IN the fertile fields of genetics, the road to living longer could provide new solutions for old problems, or at least perpetuate the scientific search so that that progressive deterioration called aging is prolonged, along with a better quality of life.

Many researchers are convinced that human beings can live to be 120 years old, but they also know that in order to do so, many factors come into play, including nutrition, medical attention, the environment, culture, exercise, motivation and genetics, among others.

Life expectancy has gradually increased throughout history, but it was during the last century and the beginning of the current one that the possibility of living to the average age of 75 or older became a reality.

Despite the inequality that exists throughout the world, knowledge of the causes of most diseases, vaccines, antibiotics, the evolution of diagnosis techniques, the advance of surgery and the development of pharmaceutics and dietetics are among the factors resulting in a much longer life expectancy than our ancestors.

Paradoxically, according to scientists, the longer people live, the greater possibility there is that their body develops diseases that stem from cellular degeneration.

Many of those dedicated to the research and development of knowledge on increasing life expectancy and improving health have focused their studies precisely on that area: the cells. Slowing deterioration of the whole can be done, presumably, by slowing the aging of the parts, especially the most miniscule. Specialists believe that the greatest signs of aging have their microscopic basis in cellular aging. When a cell divides, it should duplicate all of its components, including chromosomes, thus giving way to identical offspring.

In the ends of chromosomes, a fundamental piece or sequence may be found that controls the life of all the cells in a body: the telomere. With each division that the cell undergoes to give way to a new one, this segment becomes smaller. This telomere erosion marks, like an implacable biological clock, the maximum time that a cell may live. It is estimated on average that each cell may divide 50 times. Then, the chromosomes will have shortened enough to reach a critical point, and initiate the process of cellular death.

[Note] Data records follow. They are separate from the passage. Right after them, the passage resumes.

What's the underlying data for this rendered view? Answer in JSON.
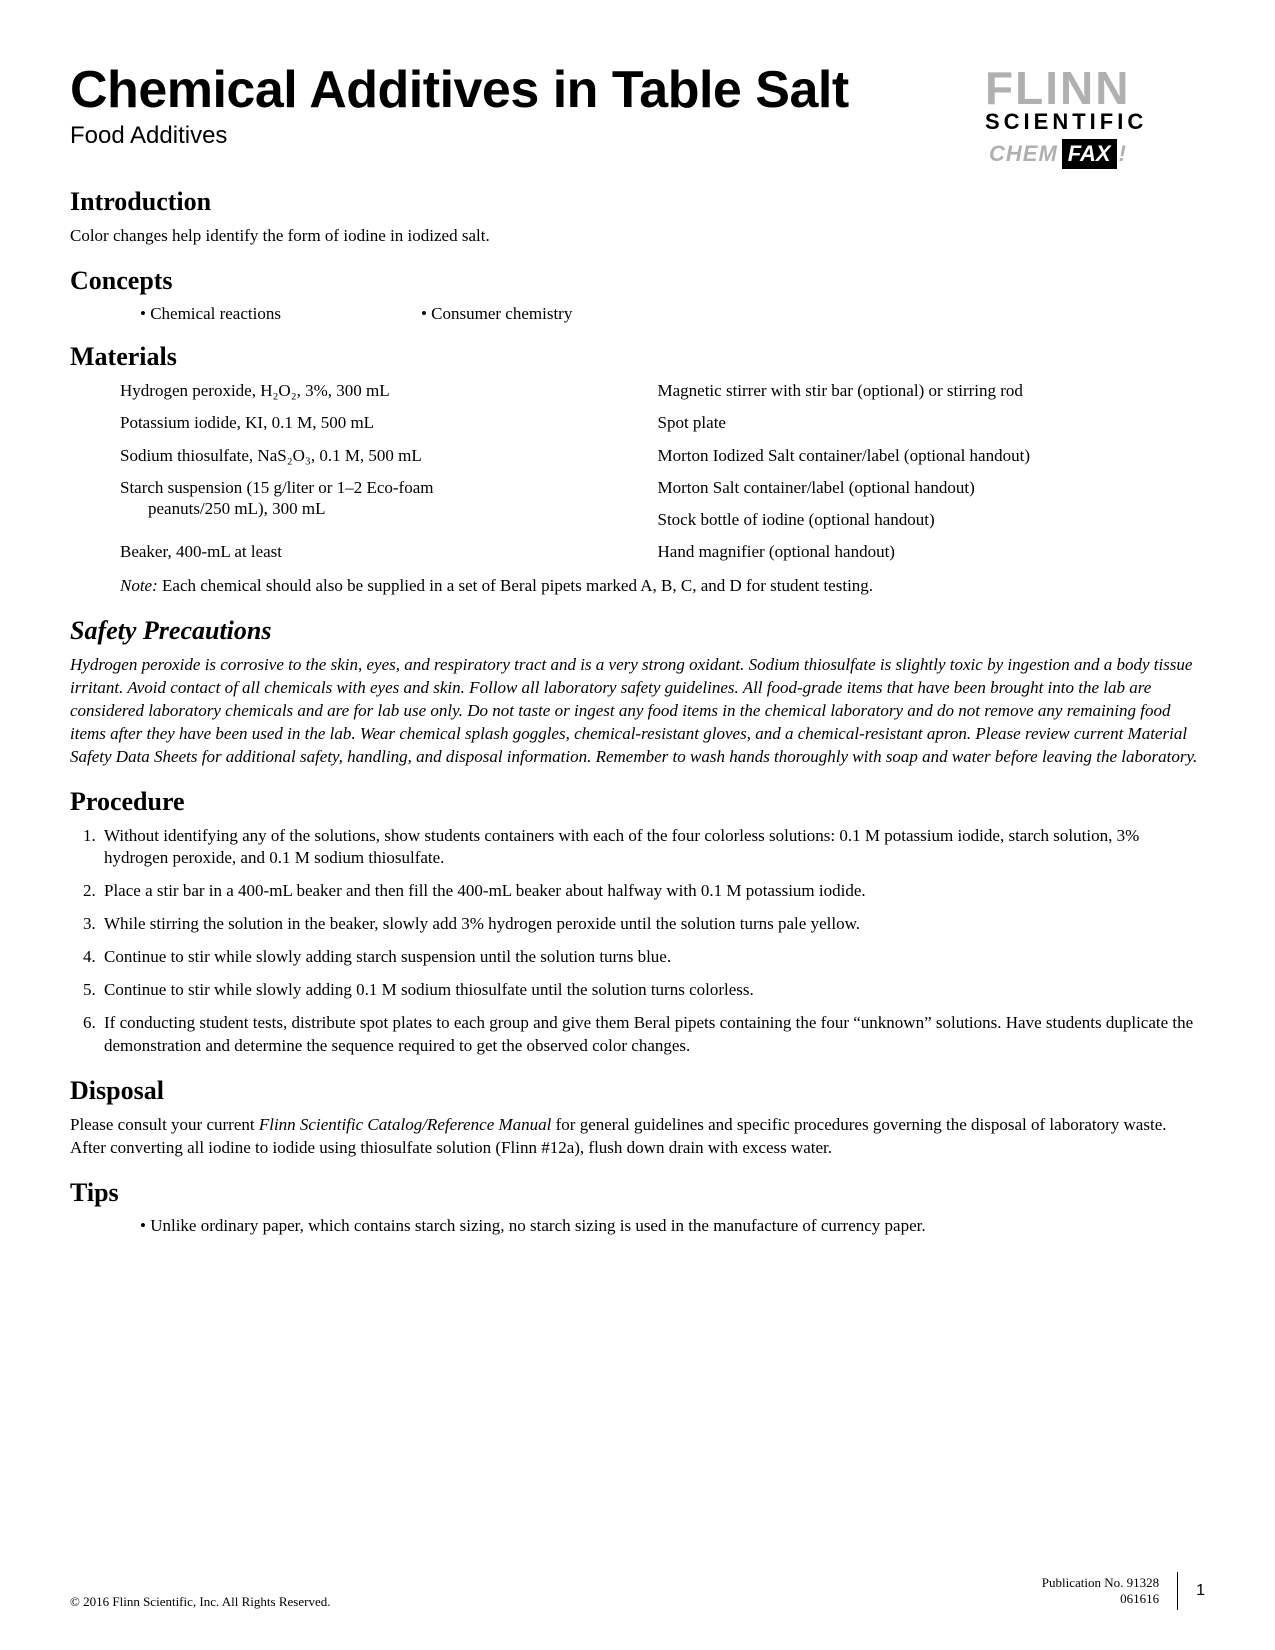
{
  "title": "Chemical Additives in Table Salt",
  "subtitle": "Food Additives",
  "logo": {
    "line1": "FLINN",
    "line2": "SCIENTIFIC",
    "chem": "CHEM",
    "fax": "FAX",
    "exclaim": "!"
  },
  "introduction": {
    "heading": "Introduction",
    "text": "Color changes help identify the form of iodine in iodized salt."
  },
  "concepts": {
    "heading": "Concepts",
    "items": [
      "Chemical reactions",
      "Consumer chemistry"
    ]
  },
  "materials": {
    "heading": "Materials",
    "left": [
      "Hydrogen peroxide, H₂O₂, 3%, 300 mL",
      "Potassium iodide, KI, 0.1 M, 500 mL",
      "Sodium thiosulfate, NaS₂O₃, 0.1 M, 500 mL",
      "Starch suspension (15 g/liter or 1–2 Eco-foam",
      "peanuts/250 mL), 300 mL",
      "Beaker, 400-mL at least"
    ],
    "right": [
      "Magnetic stirrer with stir bar (optional) or stirring rod",
      "Spot plate",
      "Morton Iodized Salt container/label (optional handout)",
      "Morton Salt container/label (optional handout)",
      "Stock bottle of iodine (optional handout)",
      "Hand magnifier (optional handout)"
    ],
    "note_label": "Note:",
    "note_text": " Each chemical should also be supplied in a set of Beral pipets marked A, B, C, and D for student testing."
  },
  "safety": {
    "heading": "Safety Precautions",
    "text": "Hydrogen peroxide is corrosive to the skin, eyes, and respiratory tract and is a very strong oxidant. Sodium thiosulfate is slightly toxic by ingestion and a body tissue irritant. Avoid contact of all chemicals with eyes and skin.  Follow all laboratory safety guidelines. All food-grade items that have been brought into the lab are considered laboratory chemicals and are for lab use only.  Do not taste or ingest any food items in the chemical laboratory and do not remove any remaining food items after they have been used in the lab.  Wear chemical splash goggles, chemical-resistant gloves, and a chemical-resistant apron. Please review current Material Safety Data Sheets for additional safety, handling, and disposal information.  Remember to wash hands thoroughly with soap and water before leaving the laboratory."
  },
  "procedure": {
    "heading": "Procedure",
    "steps": [
      "Without identifying any of the solutions, show students containers with each of the four colorless solutions: 0.1 M potassium iodide, starch solution, 3% hydrogen peroxide, and 0.1 M sodium thiosulfate.",
      "Place a stir bar in a 400-mL beaker and then fill the 400-mL beaker about halfway with 0.1 M potassium iodide.",
      "While stirring the solution in the beaker, slowly add 3% hydrogen peroxide until the solution turns pale yellow.",
      "Continue to stir while slowly adding starch suspension until the solution turns blue.",
      "Continue to stir while slowly adding 0.1 M sodium thiosulfate until the solution turns colorless.",
      "If conducting student tests, distribute spot plates to each group and give them Beral pipets containing the four “unknown” solutions. Have students duplicate the demonstration and determine the sequence required to get the observed color changes."
    ]
  },
  "disposal": {
    "heading": "Disposal",
    "text_before": "Please consult your current ",
    "text_italic": "Flinn Scientific Catalog/Reference Manual",
    "text_after": " for general guidelines and specific procedures governing the disposal of laboratory waste. After converting all iodine to iodide using thiosulfate solution (Flinn #12a), flush down drain with excess water."
  },
  "tips": {
    "heading": "Tips",
    "items": [
      "Unlike ordinary paper, which contains starch sizing, no starch sizing is used in the manufacture of currency paper."
    ]
  },
  "footer": {
    "copyright": "© 2016 Flinn Scientific, Inc. All Rights Reserved.",
    "publication": "Publication No. 91328",
    "code": "061616",
    "page": "1"
  }
}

The size of a telomere is related to the number of times that the cell has divided. This process occurs in normal somatic cells; however, in germinal cells, as in embryonic ones, the presence of an enzyme called telomerase prevents that erosion, adding telomere repeat sequences. It restores the telomere sequence, thus prolonging cell life, maintaining its ability to duplicate itself.

The death of cells may appear to be an unfortunate occurrence, but, as with the entire human body, it responds to a delicate and complex synchronized system. When something fails in the system, and a cell that was supposed to die continues to live, mutational defects may appear, alterations in its future replications. Many scientists accept the theory that the majority of cancers and other degenerative diseases are produced by the persistence of cells that leap over that critical point of telomere erosion; they continue to live and degenerate.

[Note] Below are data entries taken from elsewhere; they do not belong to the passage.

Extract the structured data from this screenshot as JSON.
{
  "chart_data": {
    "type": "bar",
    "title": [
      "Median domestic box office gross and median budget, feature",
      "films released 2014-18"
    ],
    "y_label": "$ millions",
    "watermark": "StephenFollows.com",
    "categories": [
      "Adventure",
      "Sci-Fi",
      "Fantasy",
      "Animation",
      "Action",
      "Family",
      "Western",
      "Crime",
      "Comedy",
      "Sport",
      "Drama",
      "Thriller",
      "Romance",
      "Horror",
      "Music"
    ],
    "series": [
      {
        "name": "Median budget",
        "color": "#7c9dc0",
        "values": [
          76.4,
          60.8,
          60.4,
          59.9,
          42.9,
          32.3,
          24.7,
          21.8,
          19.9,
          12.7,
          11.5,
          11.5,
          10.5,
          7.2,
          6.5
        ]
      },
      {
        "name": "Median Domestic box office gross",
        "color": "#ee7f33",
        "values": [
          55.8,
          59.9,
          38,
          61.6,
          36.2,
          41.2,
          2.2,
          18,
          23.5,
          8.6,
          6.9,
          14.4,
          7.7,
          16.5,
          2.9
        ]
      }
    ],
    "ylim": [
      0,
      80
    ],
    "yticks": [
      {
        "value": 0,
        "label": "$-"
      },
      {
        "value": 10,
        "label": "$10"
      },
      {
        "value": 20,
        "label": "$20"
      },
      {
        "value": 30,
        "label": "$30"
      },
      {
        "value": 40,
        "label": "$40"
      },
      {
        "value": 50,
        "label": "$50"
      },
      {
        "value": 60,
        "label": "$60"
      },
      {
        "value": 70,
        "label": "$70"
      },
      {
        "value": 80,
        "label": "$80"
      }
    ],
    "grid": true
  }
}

It has been demonstrated that this enzyme is expressed in tumorous cells, enabling them not to lose telomere, not to become unstable, and not to die. In this case, the ensured life of the cancerous cell becomes a threat to the body, given that these fatefully long-living cells engender a countless number of new tumorous cells.

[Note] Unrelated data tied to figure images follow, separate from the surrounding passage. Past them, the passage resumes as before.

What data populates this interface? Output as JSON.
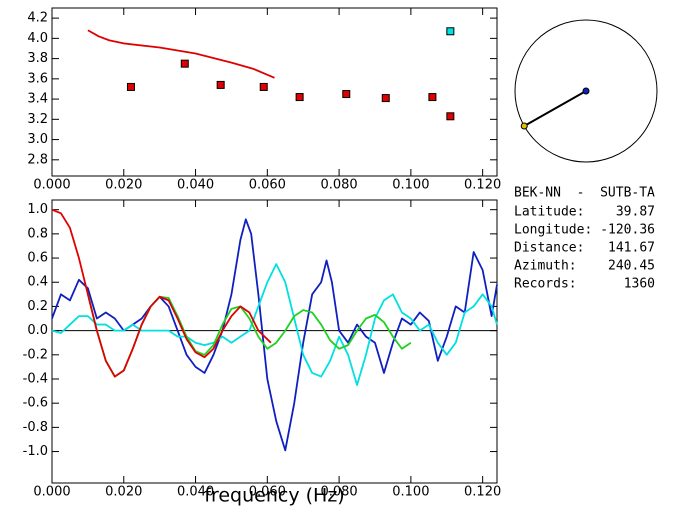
{
  "chart_data": [
    {
      "type": "scatter",
      "xlim": [
        0,
        0.124
      ],
      "ylim": [
        2.64,
        4.3
      ],
      "xticks": [
        {
          "value": 0,
          "label": "0.000"
        },
        {
          "value": 0.02,
          "label": "0.020"
        },
        {
          "value": 0.04,
          "label": "0.040"
        },
        {
          "value": 0.06,
          "label": "0.060"
        },
        {
          "value": 0.08,
          "label": "0.080"
        },
        {
          "value": 0.1,
          "label": "0.100"
        },
        {
          "value": 0.12,
          "label": "0.120"
        }
      ],
      "yticks": [
        2.8,
        {
          "value": 3,
          "label": "3.0"
        },
        3.2,
        3.4,
        3.6,
        3.8,
        {
          "value": 4,
          "label": "4.0"
        },
        4.2
      ],
      "series": [
        {
          "type": "line",
          "color": "#e00000",
          "x": [
            0.01,
            0.013,
            0.016,
            0.02,
            0.03,
            0.04,
            0.05,
            0.056,
            0.062
          ],
          "values": [
            4.08,
            4.02,
            3.98,
            3.95,
            3.91,
            3.85,
            3.76,
            3.7,
            3.61
          ]
        },
        {
          "type": "scatter",
          "color": "#e00000",
          "x": [
            0.022,
            0.037,
            0.047,
            0.059,
            0.069,
            0.082,
            0.093,
            0.106,
            0.111
          ],
          "values": [
            3.52,
            3.75,
            3.54,
            3.52,
            3.42,
            3.45,
            3.41,
            3.42,
            3.23
          ]
        },
        {
          "type": "scatter",
          "color": "#00e0e0",
          "x": [
            0.111
          ],
          "values": [
            4.07
          ]
        }
      ]
    },
    {
      "type": "line",
      "xlabel": "frequency (Hz)",
      "zero_line": true,
      "xlim": [
        0,
        0.124
      ],
      "ylim": [
        -1.26,
        1.08
      ],
      "xticks": [
        {
          "value": 0,
          "label": "0.000"
        },
        {
          "value": 0.02,
          "label": "0.020"
        },
        {
          "value": 0.04,
          "label": "0.040"
        },
        {
          "value": 0.06,
          "label": "0.060"
        },
        {
          "value": 0.08,
          "label": "0.080"
        },
        {
          "value": 0.1,
          "label": "0.100"
        },
        {
          "value": 0.12,
          "label": "0.120"
        }
      ],
      "yticks": [
        {
          "value": 1,
          "label": "1.0"
        },
        0.8,
        0.6,
        0.4,
        0.2,
        {
          "value": 0,
          "label": "0.0"
        },
        -0.2,
        -0.4,
        -0.6,
        -0.8,
        {
          "value": -1,
          "label": "-1.0"
        }
      ],
      "series": [
        {
          "color": "#1020c0",
          "x": [
            0,
            0.0025,
            0.005,
            0.0075,
            0.01,
            0.0125,
            0.015,
            0.0175,
            0.02,
            0.0225,
            0.025,
            0.0275,
            0.03,
            0.0325,
            0.035,
            0.0375,
            0.04,
            0.0425,
            0.045,
            0.0475,
            0.05,
            0.0525,
            0.054,
            0.0555,
            0.0575,
            0.06,
            0.0625,
            0.065,
            0.0675,
            0.07,
            0.0725,
            0.075,
            0.0765,
            0.078,
            0.08,
            0.0825,
            0.085,
            0.0875,
            0.09,
            0.0925,
            0.095,
            0.0975,
            0.1,
            0.1025,
            0.105,
            0.1075,
            0.11,
            0.1125,
            0.115,
            0.1175,
            0.12,
            0.1225,
            0.124
          ],
          "values": [
            0.1,
            0.3,
            0.25,
            0.42,
            0.35,
            0.1,
            0.15,
            0.1,
            0.0,
            0.05,
            0.1,
            0.2,
            0.28,
            0.2,
            0.0,
            -0.2,
            -0.3,
            -0.35,
            -0.2,
            0.0,
            0.3,
            0.75,
            0.92,
            0.8,
            0.3,
            -0.4,
            -0.75,
            -0.99,
            -0.6,
            -0.1,
            0.3,
            0.4,
            0.58,
            0.4,
            0.0,
            -0.1,
            0.05,
            -0.05,
            -0.1,
            -0.35,
            -0.1,
            0.1,
            0.05,
            0.15,
            0.08,
            -0.25,
            -0.05,
            0.2,
            0.15,
            0.65,
            0.5,
            0.12,
            0.38
          ]
        },
        {
          "color": "#00e0e0",
          "x": [
            0,
            0.0025,
            0.005,
            0.0075,
            0.01,
            0.0125,
            0.015,
            0.0175,
            0.02,
            0.0225,
            0.025,
            0.0275,
            0.03,
            0.0325,
            0.035,
            0.0375,
            0.04,
            0.0425,
            0.045,
            0.0475,
            0.05,
            0.0525,
            0.055,
            0.0575,
            0.06,
            0.0625,
            0.065,
            0.0675,
            0.07,
            0.0725,
            0.075,
            0.0775,
            0.08,
            0.0825,
            0.085,
            0.0875,
            0.09,
            0.0925,
            0.095,
            0.0975,
            0.1,
            0.1025,
            0.105,
            0.1075,
            0.11,
            0.1125,
            0.115,
            0.1175,
            0.12,
            0.1225,
            0.124
          ],
          "values": [
            0.0,
            -0.02,
            0.05,
            0.12,
            0.12,
            0.05,
            0.05,
            0.0,
            0.0,
            0.05,
            0.0,
            0.0,
            0.0,
            0.0,
            -0.05,
            -0.05,
            -0.1,
            -0.12,
            -0.1,
            -0.05,
            -0.1,
            -0.05,
            0.0,
            0.2,
            0.4,
            0.55,
            0.4,
            0.1,
            -0.2,
            -0.35,
            -0.38,
            -0.25,
            -0.05,
            -0.2,
            -0.45,
            -0.2,
            0.1,
            0.25,
            0.3,
            0.15,
            0.1,
            0.0,
            0.05,
            -0.1,
            -0.2,
            -0.1,
            0.15,
            0.2,
            0.3,
            0.2,
            0.05
          ]
        },
        {
          "color": "#20d020",
          "x": [
            0.01,
            0.0125,
            0.015,
            0.0175,
            0.02,
            0.0225,
            0.025,
            0.0275,
            0.03,
            0.0325,
            0.035,
            0.0375,
            0.04,
            0.0425,
            0.045,
            0.0475,
            0.05,
            0.0525,
            0.055,
            0.0575,
            0.06,
            0.0625,
            0.065,
            0.0675,
            0.07,
            0.0725,
            0.075,
            0.0775,
            0.08,
            0.0825,
            0.085,
            0.0875,
            0.09,
            0.0925,
            0.095,
            0.0975,
            0.1
          ],
          "values": [
            0.3,
            0.0,
            -0.25,
            -0.38,
            -0.33,
            -0.15,
            0.05,
            0.2,
            0.28,
            0.27,
            0.12,
            -0.05,
            -0.17,
            -0.2,
            -0.12,
            0.05,
            0.18,
            0.2,
            0.1,
            -0.05,
            -0.15,
            -0.1,
            0.0,
            0.12,
            0.17,
            0.15,
            0.05,
            -0.08,
            -0.15,
            -0.12,
            0.0,
            0.1,
            0.13,
            0.07,
            -0.05,
            -0.15,
            -0.1
          ]
        },
        {
          "color": "#e00000",
          "x": [
            0,
            0.0025,
            0.005,
            0.0075,
            0.01,
            0.0125,
            0.015,
            0.0175,
            0.02,
            0.0225,
            0.025,
            0.0275,
            0.03,
            0.0325,
            0.035,
            0.0375,
            0.04,
            0.0425,
            0.045,
            0.0475,
            0.05,
            0.0525,
            0.055,
            0.0575,
            0.061
          ],
          "values": [
            1.0,
            0.97,
            0.85,
            0.6,
            0.3,
            0.0,
            -0.25,
            -0.38,
            -0.33,
            -0.15,
            0.05,
            0.2,
            0.28,
            0.25,
            0.1,
            -0.07,
            -0.18,
            -0.22,
            -0.15,
            0.0,
            0.12,
            0.2,
            0.15,
            0.0,
            -0.1
          ]
        }
      ]
    }
  ],
  "station_info": {
    "title": "BEK-NN  -  SUTB-TA",
    "latitude_label": "Latitude:",
    "latitude": 39.87,
    "longitude_label": "Longitude:",
    "longitude": -120.36,
    "distance_label": "Distance:",
    "distance": 141.67,
    "azimuth_label": "Azimuth:",
    "azimuth": 240.45,
    "records_label": "Records:",
    "records": 1360
  }
}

Some theories hold that developing telomerase inhibitors could combat tumors, given that those cells would become unstable in terms of the length of their telomeres and would die.

The differences in telomerase activity in the process of cell division for normal somatic cells and the behavior of tumorous cells is what is putting telomerase at the center of current research.

On the one hand, there is a search for their benefits – given that their activity prevents cellular death—, and on the other, the immense possibilities that open up with respect to research on anti-cancer therapies that use telosmerase inhibition to prevent the duplication of tumorous cells.